Ketika Duniamu Hancur
Berkeping-keping
Februari, tahun kedua


 kudengar seseorang berhasil menghancurkan hatimu. Hampir saja aku yang terbiasa bertepuk sebelah tangan ini bertepuk tangan sambil memuji-muji karma. Tapi, mana mungkin aku tega melihatmu berduka!

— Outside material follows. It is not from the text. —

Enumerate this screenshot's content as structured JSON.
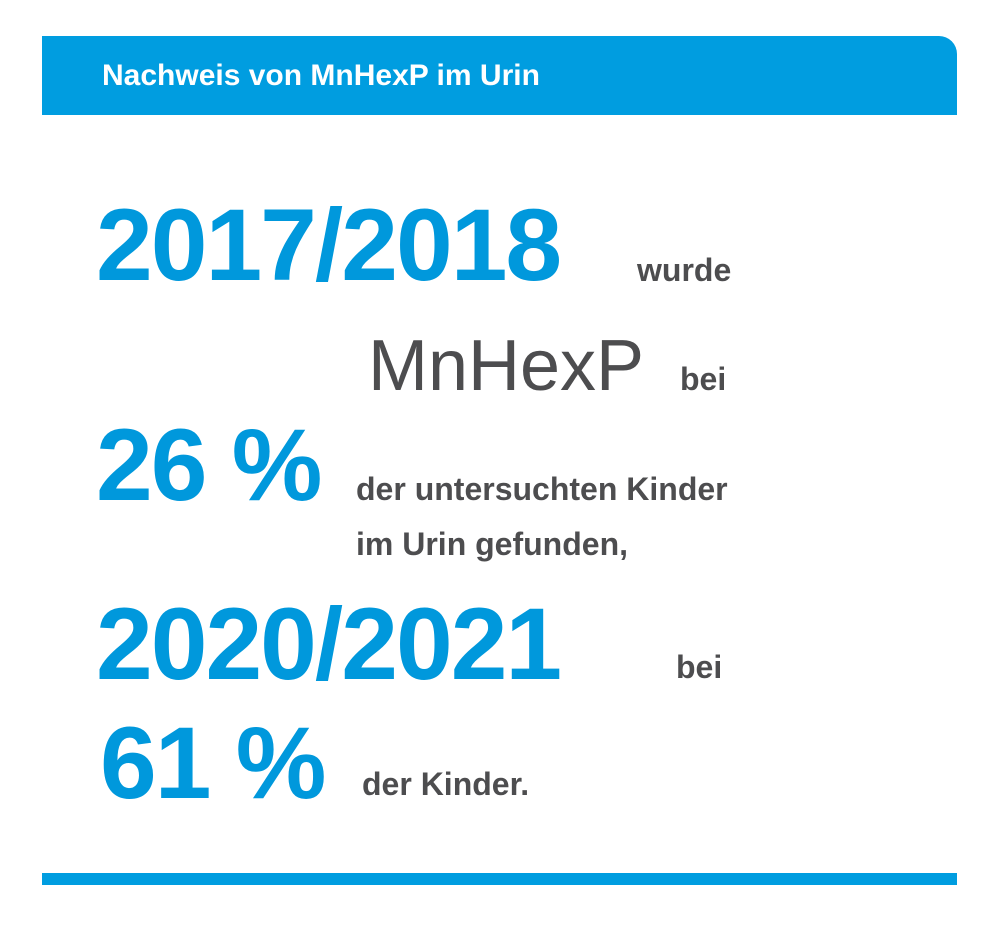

Orang bodoh macam apa yang membiarkanmu terluka? Kau yang kuyakin tercipta saat Tuhan sedang gembira, sebenar-benarnya pantas mendapatkan yang terbaik. Atau, jika tidak, ijinkan aku mencoba memberikan yang terbaik.

      Kau menangis deras. Katamu, ia pergi meninggalkanmu kedinginan di ujung bumi. Bahkan di saat seperti ini, kau masih berusaha tegar. Kita sama. Entah terlalu pintar menyembunyikan perasaan, atau terlalu bodoh untuk menyatakan. Sudahlah... Sesekali tak apa menjadi manusia biasa. Wajar untuk terluka, untuk membutuhkan tempat bersandar, untuk tidak baik-baik saja. Bahkan orang terkuat di muka bumi pun pernah berkabung. Sembuh itu butuh waktu, bukan paksaan. Saat semua tidak berjalan semestinya, kita bisa mengangkat tangan untuk menyerah atau mengangkat tangan untuk berdoa. Kuharap kau memilih yang kedua. 

      Ayolah, hentikan isakanmu. Apa harus memprioritaskan orang yang hanya menjadikanmu pilihan? Kau bukan pilihan ganda, dia bukan jawaban, dan hidup kalian bukan kertas ujian. Bukan rezeki dia, tapi rezekimu untuk kelak mendapatkan seseorang yang bisa memprioritaskanmu. Yang tidak punya hati jangan di masukan kedalam hati. Yang tidak punya perasaan jangan di bawa perasaan. Yang main-main tidak perlu di anggap serius.

      Kalau kau sedang rapuh, simpan sejenak hatimu. Biarkan proses dalam waktu menyembuhkan. Perasaan memang tidak bisa diburu-buru, tapi juga jangan berlama-lama meratapi seseorang yang tidak bisa menghargaimu. Dekatkan dirimu pada orang-orang yang membuatmu bahagia. Merekalah yang seharusnya kau jaga. Yang lainnya hanya menumpang lewat. Jadi, sebelum menoleh lagi ke belakang, pastikan kau lihat seseorang yang menantimu di depan. Mengenang masa lalu bukan berarti harus mengulang. Kalau dia tidak bisa menghargai kesempatan baik yang kau beri, beri dirimu sendiri kesempatan untuk mendapatkan kisah yang lebih baik. Karena yang benar-benar peduli akan menghentikan air matamu jatuh, bukan membuat air matamu jatuh.

  Ketahuilah, beberapa tangan melepaskan genggamannya saat hidupmu bertambah sulit agar tanganmu kosong dan bisa digenggam oleh seseorang yang takkan pernah melepaskanmu.